The musician and actress Selena [almost got on a plane to go to NYC to strangle him] Gomez has twice as many followers on Instagram — over 298 million — as Russia has citizens. Yes, Vladimir, I can hear you laughing from here and echoing Stalin’s quip about the pope: “How many divisions does Selena Gomez have?”

See what Tom did there? He took out an umbrella to protect his head from the shit storm. I don't think he's ever done that before. He seemed impervious to shit. That anticipation works like Imodium. 

She has none. But she is an influencer with followers, and there are thousands and thousands of Selenas out there on the World Wide Web, including Russian celebrities who are posting on Instagram about their opposition to the war. And while they cannot roll back your tanks, they can make every leader in the West roll up the red carpet to you, so you, and your cronies, can never travel to their countries. You are now officially a global pariah. I hope you like Chinese and North Korean food.

That's true. And that last sentence made me go change my underwear. 

For all these reasons, at this early stage, I will venture only one prediction about Putin: Vladimir, the first day of this war was the best day of the rest of your life. I have no doubt that in the near term, your military will prevail, but in the long run leaders who try to bury the future with the past don’t do well. In the long run, your name will live in infamy.

 This is the best FUCKING column Friedman has ever written. And even this I had to censor.

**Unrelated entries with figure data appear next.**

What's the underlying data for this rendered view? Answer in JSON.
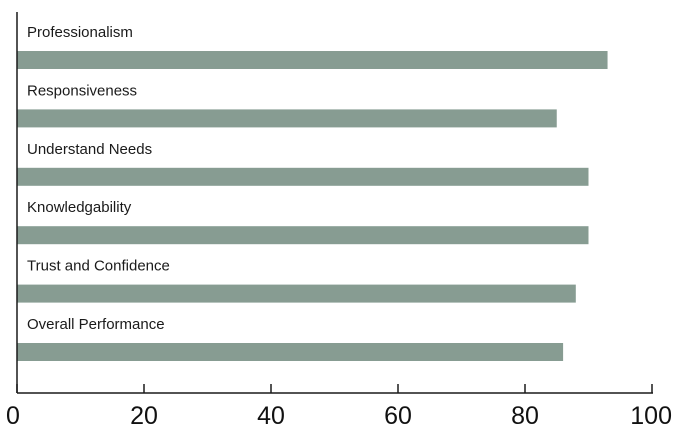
{
  "chart_data": {
    "type": "bar",
    "orientation": "horizontal",
    "categories": [
      "Professionalism",
      "Responsiveness",
      "Understand Needs",
      "Knowledgability",
      "Trust and Confidence",
      "Overall Performance"
    ],
    "values": [
      93,
      85,
      90,
      90,
      88,
      86
    ],
    "x_ticks": [
      "0",
      "20",
      "40",
      "60",
      "80",
      "100"
    ],
    "xlim": [
      0,
      100
    ],
    "title": "",
    "xlabel": "",
    "ylabel": "",
    "grid": false,
    "legend": "none",
    "bar_color": "#879c92",
    "axis_color": "#1a1a1a"
  }
}
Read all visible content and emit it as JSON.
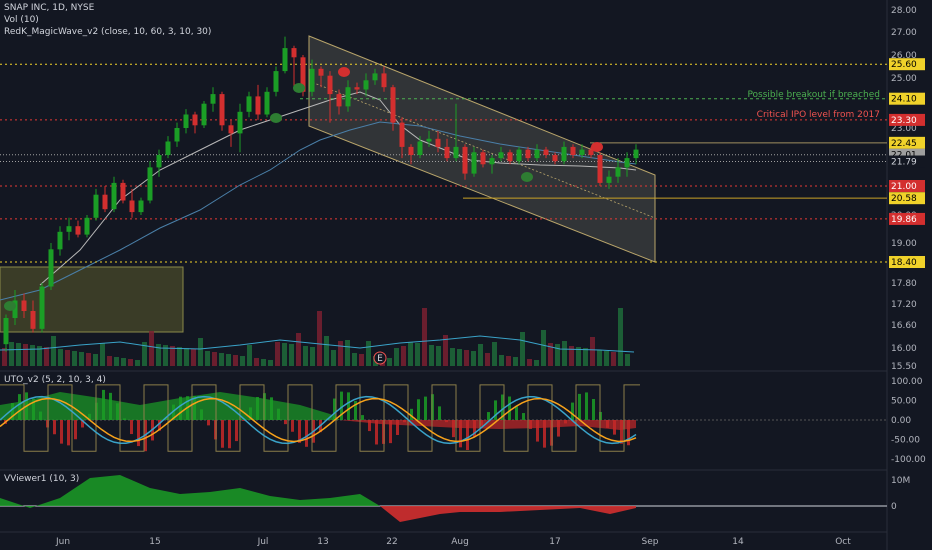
{
  "header": {
    "symbol_line": "SNAP INC, 1D, NYSE",
    "vol_line": "Vol (10)",
    "magicwave_line": "RedK_MagicWave_v2 (close, 10, 60, 3, 10, 30)",
    "uto_line": "UTO_v2 (5, 2, 10, 3, 4)",
    "vviewer_line": "VViewer1 (10, 3)"
  },
  "colors": {
    "background": "#131722",
    "up": "#26a69a",
    "down": "#ef5350",
    "bright_green": "#1b9e26",
    "bright_red": "#d32f2f",
    "orange": "#f7a21b",
    "yellow": "#f0d22a",
    "channel_fill": "#6b6a5f"
  },
  "x_axis": {
    "ticks": [
      "Jun",
      "15",
      "Jul",
      "13",
      "22",
      "Aug",
      "17",
      "Sep",
      "14",
      "Oct"
    ]
  },
  "price_axis": {
    "ticks": [
      "28.00",
      "27.00",
      "26.00",
      "25.00",
      "24.00",
      "23.00",
      "22.00",
      "21.00",
      "20.00",
      "19.00",
      "18.40",
      "17.80",
      "17.20",
      "16.60",
      "16.00",
      "15.50"
    ],
    "level_labels": {
      "l2560": "25.60",
      "l2410": "24.10",
      "l2330": "23.30",
      "l2245": "22.45",
      "l2201": "22.01",
      "l2179": "21.79",
      "l2100": "21.00",
      "l2058": "20.58",
      "l1986": "19.86",
      "l1840": "18.40"
    },
    "annotations": {
      "breakout": "Possible breakout if breached",
      "ipo": "Critical IPO level from 2017"
    },
    "earnings_marker": "E"
  },
  "uto_axis": {
    "ticks": [
      "100.00",
      "50.00",
      "0.00",
      "-50.00",
      "-100.00"
    ]
  },
  "vviewer_axis": {
    "ticks": [
      "10M",
      "0"
    ]
  },
  "chart_data": {
    "type": "candlestick",
    "ylim": [
      15.5,
      28.0
    ],
    "candles": [
      [
        16.1,
        16.9,
        15.9,
        16.8
      ],
      [
        16.8,
        17.6,
        16.6,
        17.3
      ],
      [
        17.3,
        17.5,
        16.8,
        17.0
      ],
      [
        17.0,
        17.3,
        16.4,
        16.5
      ],
      [
        16.5,
        17.8,
        16.4,
        17.7
      ],
      [
        17.7,
        19.0,
        17.6,
        18.8
      ],
      [
        18.8,
        19.6,
        18.6,
        19.4
      ],
      [
        19.4,
        19.9,
        19.1,
        19.6
      ],
      [
        19.6,
        19.8,
        19.2,
        19.3
      ],
      [
        19.3,
        20.0,
        19.2,
        19.9
      ],
      [
        19.9,
        20.9,
        19.8,
        20.7
      ],
      [
        20.7,
        21.0,
        20.1,
        20.2
      ],
      [
        20.2,
        21.3,
        20.1,
        21.1
      ],
      [
        21.1,
        21.2,
        20.4,
        20.5
      ],
      [
        20.5,
        20.9,
        19.9,
        20.1
      ],
      [
        20.1,
        20.6,
        20.0,
        20.5
      ],
      [
        20.5,
        21.8,
        20.4,
        21.6
      ],
      [
        21.6,
        22.2,
        21.3,
        22.0
      ],
      [
        22.0,
        22.7,
        21.9,
        22.5
      ],
      [
        22.5,
        23.2,
        22.3,
        23.0
      ],
      [
        23.0,
        23.7,
        22.8,
        23.5
      ],
      [
        23.5,
        23.6,
        22.8,
        23.1
      ],
      [
        23.1,
        24.0,
        23.0,
        23.9
      ],
      [
        23.9,
        24.6,
        23.6,
        24.3
      ],
      [
        24.3,
        24.4,
        22.9,
        23.1
      ],
      [
        23.1,
        23.3,
        22.3,
        22.8
      ],
      [
        22.8,
        23.9,
        22.1,
        23.6
      ],
      [
        23.6,
        24.4,
        23.4,
        24.2
      ],
      [
        24.2,
        24.7,
        23.3,
        23.5
      ],
      [
        23.5,
        24.6,
        23.4,
        24.4
      ],
      [
        24.4,
        25.5,
        24.2,
        25.3
      ],
      [
        25.3,
        26.8,
        25.2,
        26.3
      ],
      [
        26.3,
        26.4,
        24.6,
        25.9
      ],
      [
        25.9,
        26.0,
        24.2,
        24.4
      ],
      [
        24.4,
        25.8,
        24.2,
        25.4
      ],
      [
        25.4,
        25.5,
        24.6,
        25.1
      ],
      [
        25.1,
        25.3,
        23.2,
        24.3
      ],
      [
        24.3,
        24.5,
        23.5,
        23.8
      ],
      [
        23.8,
        24.9,
        23.6,
        24.6
      ],
      [
        24.6,
        24.8,
        24.3,
        24.5
      ],
      [
        24.5,
        25.2,
        24.2,
        24.9
      ],
      [
        24.9,
        25.4,
        24.7,
        25.2
      ],
      [
        25.2,
        25.5,
        24.4,
        24.6
      ],
      [
        24.6,
        24.7,
        22.9,
        23.2
      ],
      [
        23.2,
        23.4,
        21.9,
        22.3
      ],
      [
        22.3,
        22.4,
        21.7,
        22.0
      ],
      [
        22.0,
        22.7,
        21.9,
        22.5
      ],
      [
        22.5,
        22.9,
        22.3,
        22.6
      ],
      [
        22.6,
        22.9,
        22.1,
        22.3
      ],
      [
        22.3,
        22.6,
        21.8,
        21.9
      ],
      [
        21.9,
        23.9,
        21.8,
        22.3
      ],
      [
        22.3,
        22.4,
        21.2,
        21.4
      ],
      [
        21.4,
        22.3,
        21.3,
        22.1
      ],
      [
        22.1,
        22.2,
        21.6,
        21.7
      ],
      [
        21.7,
        22.0,
        21.4,
        21.9
      ],
      [
        21.9,
        22.3,
        21.8,
        22.1
      ],
      [
        22.1,
        22.2,
        21.7,
        21.8
      ],
      [
        21.8,
        22.3,
        21.7,
        22.2
      ],
      [
        22.2,
        22.3,
        21.8,
        21.9
      ],
      [
        21.9,
        22.4,
        21.8,
        22.2
      ],
      [
        22.2,
        22.3,
        21.9,
        22.0
      ],
      [
        22.0,
        22.1,
        21.7,
        21.8
      ],
      [
        21.8,
        22.5,
        21.7,
        22.3
      ],
      [
        22.3,
        22.4,
        21.9,
        22.0
      ],
      [
        22.0,
        22.4,
        21.9,
        22.2
      ],
      [
        22.2,
        22.3,
        21.9,
        22.0
      ],
      [
        22.0,
        22.1,
        21.0,
        21.1
      ],
      [
        21.1,
        21.5,
        20.9,
        21.3
      ],
      [
        21.3,
        21.9,
        21.1,
        21.6
      ],
      [
        21.6,
        22.1,
        21.3,
        21.9
      ],
      [
        21.9,
        22.4,
        21.7,
        22.2
      ]
    ]
  }
}
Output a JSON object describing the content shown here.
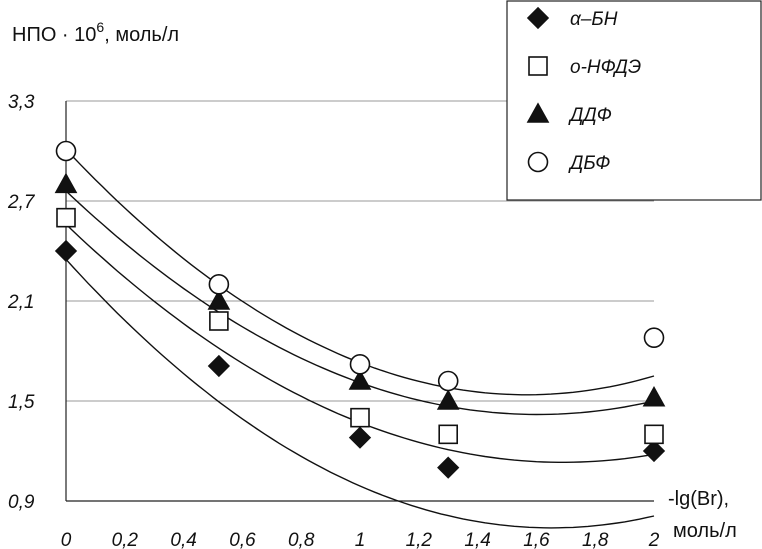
{
  "chart_data": {
    "type": "scatter",
    "ylabel": "НПО · 10",
    "ylabel_sup": "6",
    "ylabel_unit": ", моль/л",
    "xlabel_line1": "-lg(Br),",
    "xlabel_line2": "моль/л",
    "xlim": [
      0,
      2
    ],
    "ylim": [
      0.9,
      3.3
    ],
    "x_ticks": [
      "0",
      "0,2",
      "0,4",
      "0,6",
      "0,8",
      "1",
      "1,2",
      "1,4",
      "1,6",
      "1,8",
      "2"
    ],
    "x_tick_values": [
      0,
      0.2,
      0.4,
      0.6,
      0.8,
      1,
      1.2,
      1.4,
      1.6,
      1.8,
      2
    ],
    "y_ticks": [
      "0,9",
      "1,5",
      "2,1",
      "2,7",
      "3,3"
    ],
    "y_tick_values": [
      0.9,
      1.5,
      2.1,
      2.7,
      3.3
    ],
    "grid": "horizontal",
    "legend_position": "top-right",
    "series": [
      {
        "name": "α–БН",
        "marker": "diamond",
        "points": [
          [
            0,
            2.4
          ],
          [
            0.52,
            1.71
          ],
          [
            1,
            1.28
          ],
          [
            1.3,
            1.1
          ],
          [
            2,
            1.2
          ]
        ],
        "trend": [
          2.35,
          -1.95,
          0.59
        ]
      },
      {
        "name": "о-НФДЭ",
        "marker": "square",
        "points": [
          [
            0,
            2.6
          ],
          [
            0.52,
            1.98
          ],
          [
            1,
            1.4
          ],
          [
            1.3,
            1.3
          ],
          [
            2,
            1.3
          ]
        ],
        "trend": [
          2.56,
          -1.69,
          0.5
        ]
      },
      {
        "name": "ДДФ",
        "marker": "triangle",
        "points": [
          [
            0,
            2.8
          ],
          [
            0.52,
            2.1
          ],
          [
            1,
            1.62
          ],
          [
            1.3,
            1.5
          ],
          [
            2,
            1.52
          ]
        ],
        "trend": [
          2.76,
          -1.67,
          0.52
        ]
      },
      {
        "name": "ДБФ",
        "marker": "circle",
        "points": [
          [
            0,
            3.0
          ],
          [
            0.52,
            2.2
          ],
          [
            1,
            1.72
          ],
          [
            1.3,
            1.62
          ],
          [
            2,
            1.88
          ]
        ],
        "trend": [
          3.01,
          -1.88,
          0.6
        ]
      }
    ]
  }
}
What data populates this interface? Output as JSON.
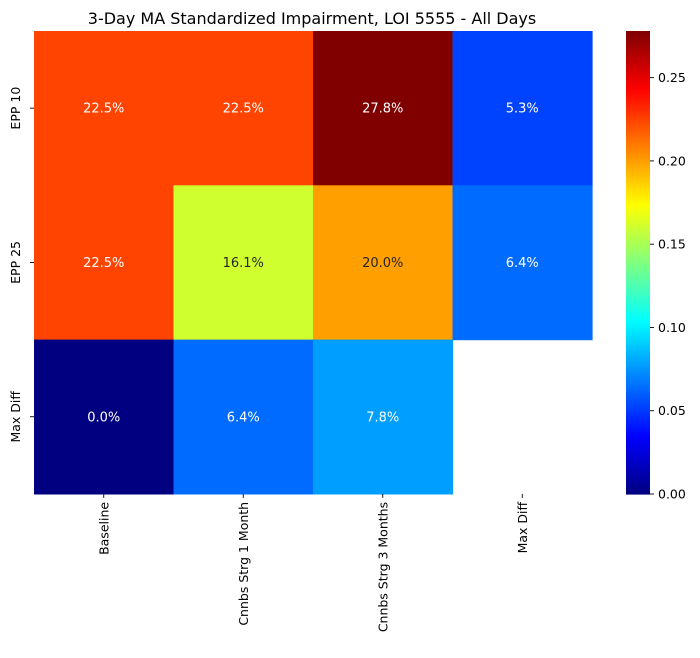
{
  "chart_data": {
    "type": "heatmap",
    "title": "3-Day MA Standardized Impairment, LOI 5555 - All Days",
    "rows": [
      "EPP 10",
      "EPP 25",
      "Max Diff"
    ],
    "columns": [
      "Baseline",
      "Cnnbs Strg 1 Month",
      "Cnnbs Strg 3 Months",
      "Max Diff"
    ],
    "values": [
      [
        0.225,
        0.225,
        0.278,
        0.053
      ],
      [
        0.225,
        0.161,
        0.2,
        0.064
      ],
      [
        0.0,
        0.064,
        0.078,
        null
      ]
    ],
    "labels": [
      [
        "22.5%",
        "22.5%",
        "27.8%",
        "5.3%"
      ],
      [
        "22.5%",
        "16.1%",
        "20.0%",
        "6.4%"
      ],
      [
        "0.0%",
        "6.4%",
        "7.8%",
        ""
      ]
    ],
    "colormap": "jet",
    "vmin": 0.0,
    "vmax": 0.278,
    "colorbar_ticks": [
      "0.00",
      "0.05",
      "0.10",
      "0.15",
      "0.20",
      "0.25"
    ],
    "colorbar_tick_values": [
      0.0,
      0.05,
      0.1,
      0.15,
      0.2,
      0.25
    ],
    "grid": false
  }
}
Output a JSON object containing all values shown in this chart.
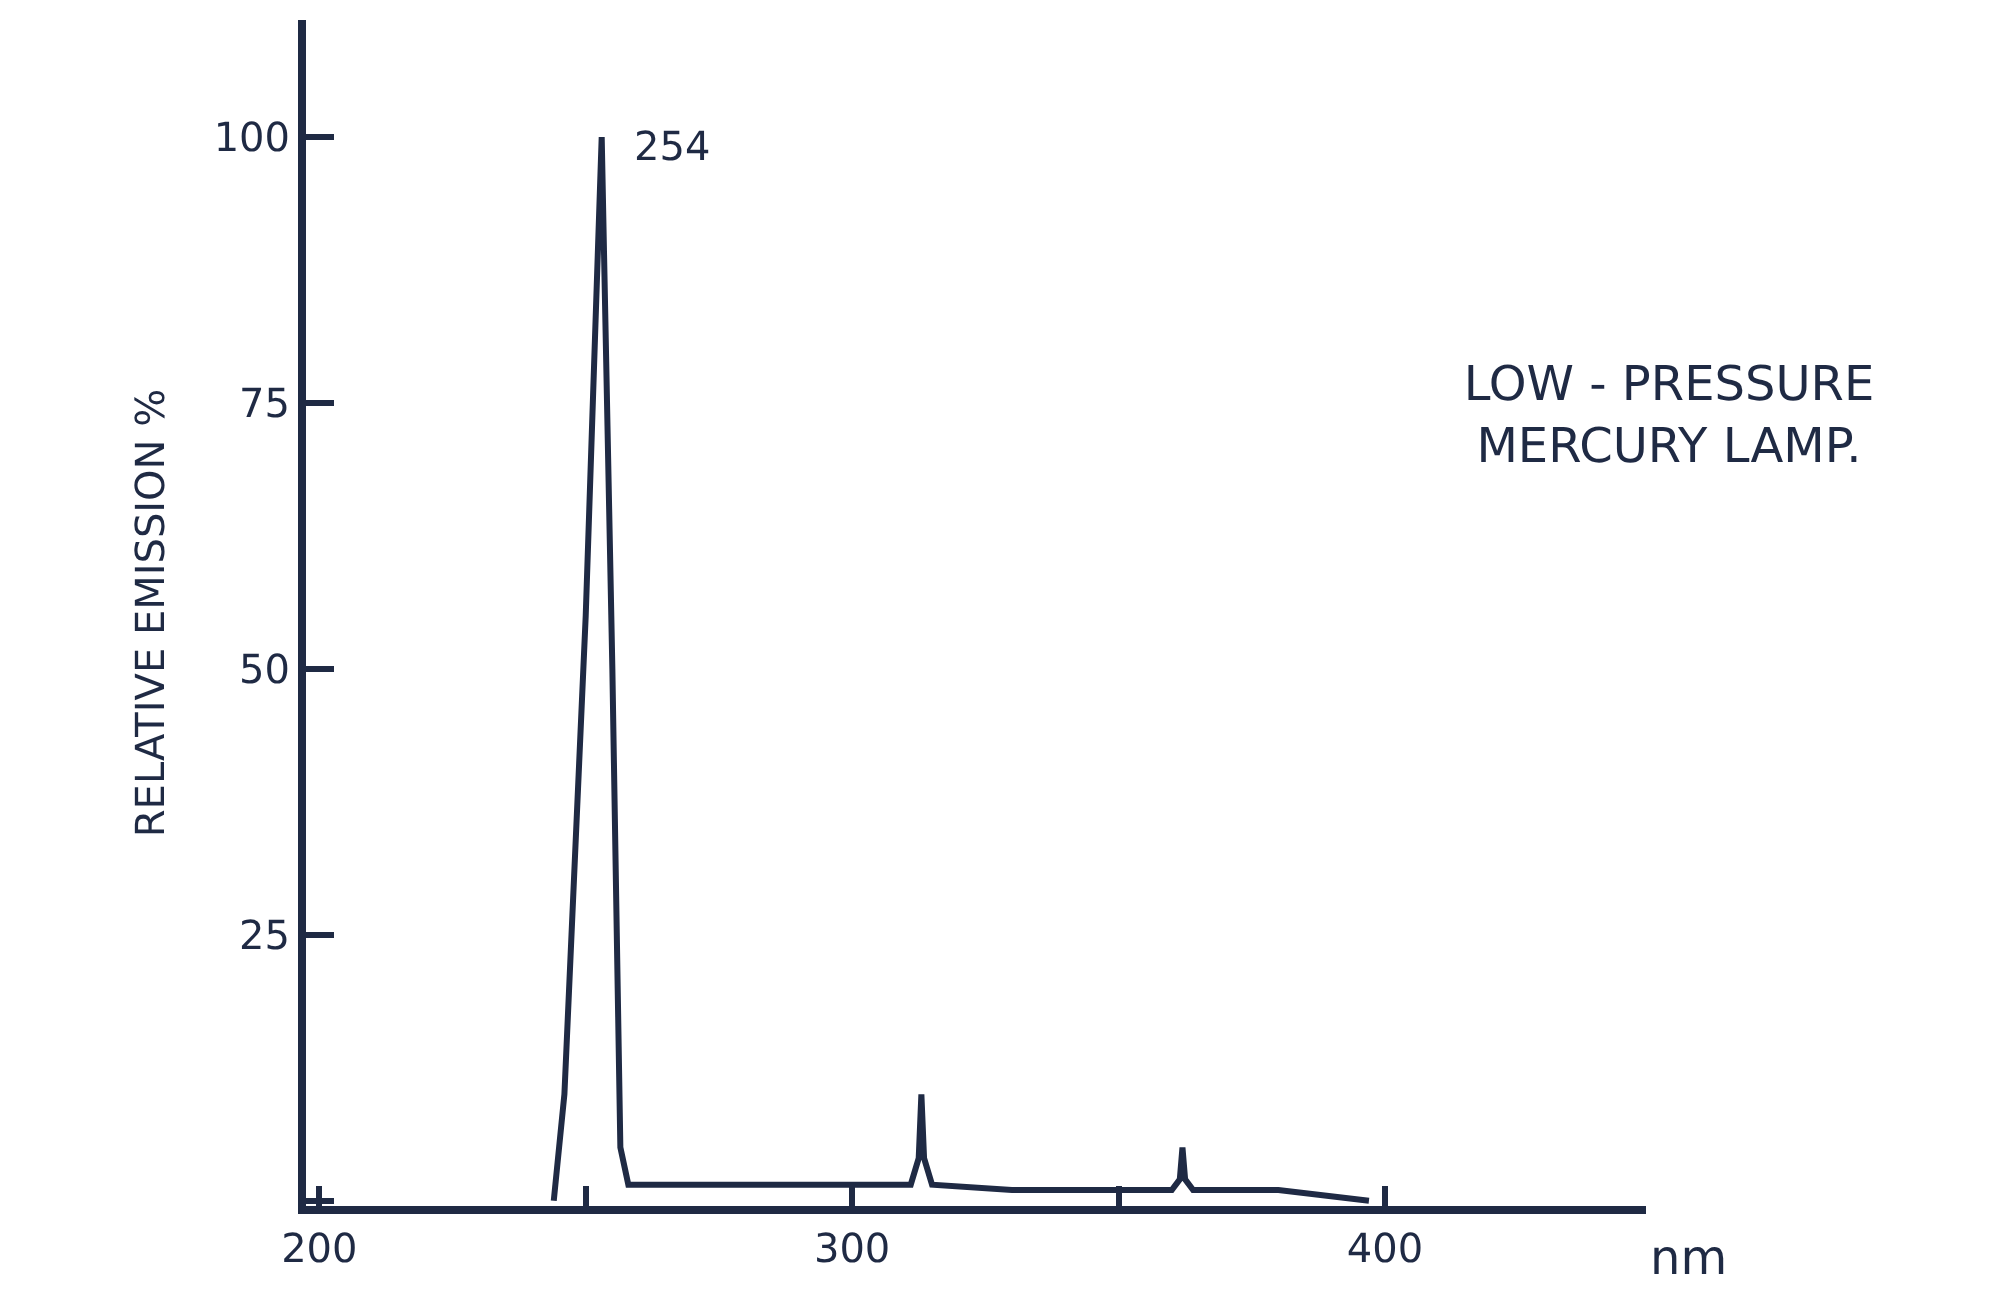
{
  "chart_data": {
    "type": "line",
    "title": "LOW - PRESSURE\nMERCURY LAMP.",
    "xlabel": "nm",
    "ylabel": "RELATIVE EMISSION %",
    "x": [
      244,
      246,
      250,
      253,
      255,
      256.5,
      258,
      270,
      290,
      305,
      311,
      312.5,
      313,
      313.5,
      315,
      330,
      350,
      360,
      361.5,
      362,
      362.5,
      364,
      380,
      397
    ],
    "values": [
      0,
      10,
      55,
      100,
      50,
      5,
      1.5,
      1.5,
      1.5,
      1.5,
      1.5,
      4,
      10,
      4,
      1.5,
      1,
      1,
      1,
      2,
      5,
      2,
      1,
      1,
      0
    ],
    "color": "#1f2a44",
    "xlim": [
      197.5,
      449
    ],
    "ylim": [
      -0.5,
      111
    ],
    "xticks": [
      200,
      {
        "value": 250,
        "label": null
      },
      300,
      {
        "value": 350,
        "label": null
      },
      400
    ],
    "yticks": [
      {
        "value": 0,
        "label": null
      },
      25,
      50,
      75,
      100
    ],
    "annotations": [
      {
        "text": "254",
        "x": 253,
        "y": 100
      }
    ],
    "grid": false,
    "legend": false,
    "marker": "none",
    "line_style": "solid"
  }
}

I know, I know, Vladimir, you don’t care — no more than you care that you started this war in the middle of a raging pandemic. ...I wish that I could blithely predict that Ukraine will be Putin’s Waterloo — and his alone. But I can’t, because...what happens in Waterloo doesn’t stay in Waterloo.

He did it again with the umbrella! clap out to Tom. 

Indeed, if you ask me what is the most dangerous aspect of today’s world, I’d say it is the fact that Putin has more unchecked power than any other Russian leader since Stalin. And Xi has more unchecked power than any other Chinese leader since Mao. But in Stalin’s day, his excesses were largely confined to Russia and the borderlands he controlled. And in Mao’s day, China was so isolated, his excesses touched only the Chinese people.

Well, cut me down and call me Shorty, that was just brilliant by Friedman.